Because of ballet, I spent a lot of time looking at my reflection. In class, we all clamored for the single panel in the wall of mirrors that inexplicably elongated the images of our bodies. The studio was large, but we crowded each other to dance in front of the skinny mirror. The teacher tried to spread us out but it was no use. Our only other option was to lose enough weight to look skinny in any mirror. And we tried that, too.
Twelve years later, I sit in the dark, behind a two-way mirror with my ad agency colleagues, watching a focus group eat hamburgers and talk about how they taste. It feels deceitful to watch someone when they think they are alone with their reflection.
We like to believe that a mirror shows our truest self, but it rarely does. If you’re right up against it, with your nose touching the glass, you don’t see anything at all.
That was the way I pressed myself to Eric. And Elena. And Ethan. I was too close and could not focus.
*
In all the articles about twins separated at birth, they always seem to share incredible similarities and quirks, no matter how differently they were raised. They hold their beer cans with just their thumb and index finger; they have moles on the left side of their rib cages. Neither of them likes ketchup.
I thought if I met someone with disgustingly fast-growing cuticles who liked the smell of burned toast more than anything in the world, it would prove I’d been my missing my mate.
If my twin was identical, it would have been a girl, but if it was fraternal, it could have been a boy or a girl. All this is to say I didn’t know what I was looking for.
*
Giselle got a boyfriend at the donut shop where she worked and quickly experienced all of her sexual firsts without me. This threw off the comforting symmetry that had always made our friendship seem predestined. Ancient. Suddenly I felt like I was a foot shorter than her. At sixteen, her parents allowed her to finish high school via correspondence courses so she could spend more of her day at the dance studio, and she was gone. Jumped off the seesaw while I was still on it, letting me drop with tailbone-breaking speed to the dirt below.
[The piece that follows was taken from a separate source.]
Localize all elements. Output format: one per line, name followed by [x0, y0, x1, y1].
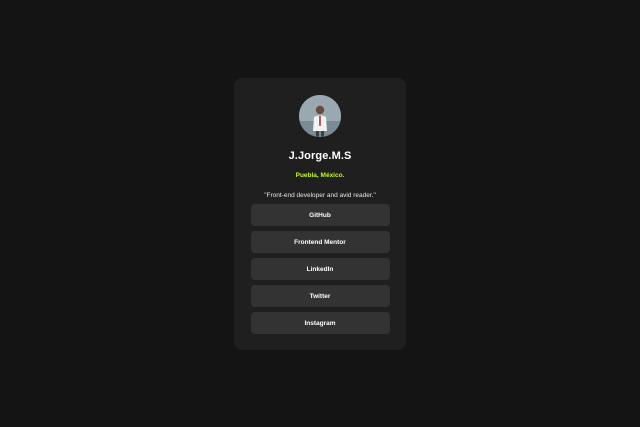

Ever since we met in third grade, no one at school had uttered our first names separately. They were always linked with an and. Now there was an empty space next to that and, a vacancy. Sometimes the weather in that space was mild, just the sideways breeze of her being whisked away. Other times it rained for days.
I needed to sandbag it.
But instead of filling this void, I chose to build a structure around it. I got up at 6:30 a.m., was at school by 7:25, drank a Diet Coke, ate a Granny Smith apple for lunch, and finished my homework during study hall before driving myself to the city for ballet. This schedule was a scaffolding around my terror of being solo.
*
Vanishing Twin Syndrome. That’s what the American Journal of Obstetrics and Gynecology calls a fetus in a multiple pregnancy that dies in utero and is partially or completely reabsorbed by the surviving fetus.
This phenomenon has likely existed forever, but it wasn’t until the late 1970s, when ultrasounds became sophisticated enough to detect twins as early as five weeks, that doctors began having the unnerving experience of viewing twin embryos one month, only to find a singleton the next.
The term vanishing twin was coined in 1980, the year I was born.
They say if the less viable twin is not consumed, it “exists in a kind of limbo, compressed by the other to a flattened, parchment-like state known as fetus papyraceus.”
Papyrus, like paper.
*
The fact that it’s called “vanishing twin” instead of “vanished twin” seems to indicate that the disappearance is perpetual, not completed, possibly not completable.
Obviously when one twin comes out and the other doesn’t, it’s over, in a certain sense. But grammatically, the vanishing twin never disappears; it is just continually fading from existence. This makes it harder to mourn, since it’s never really over.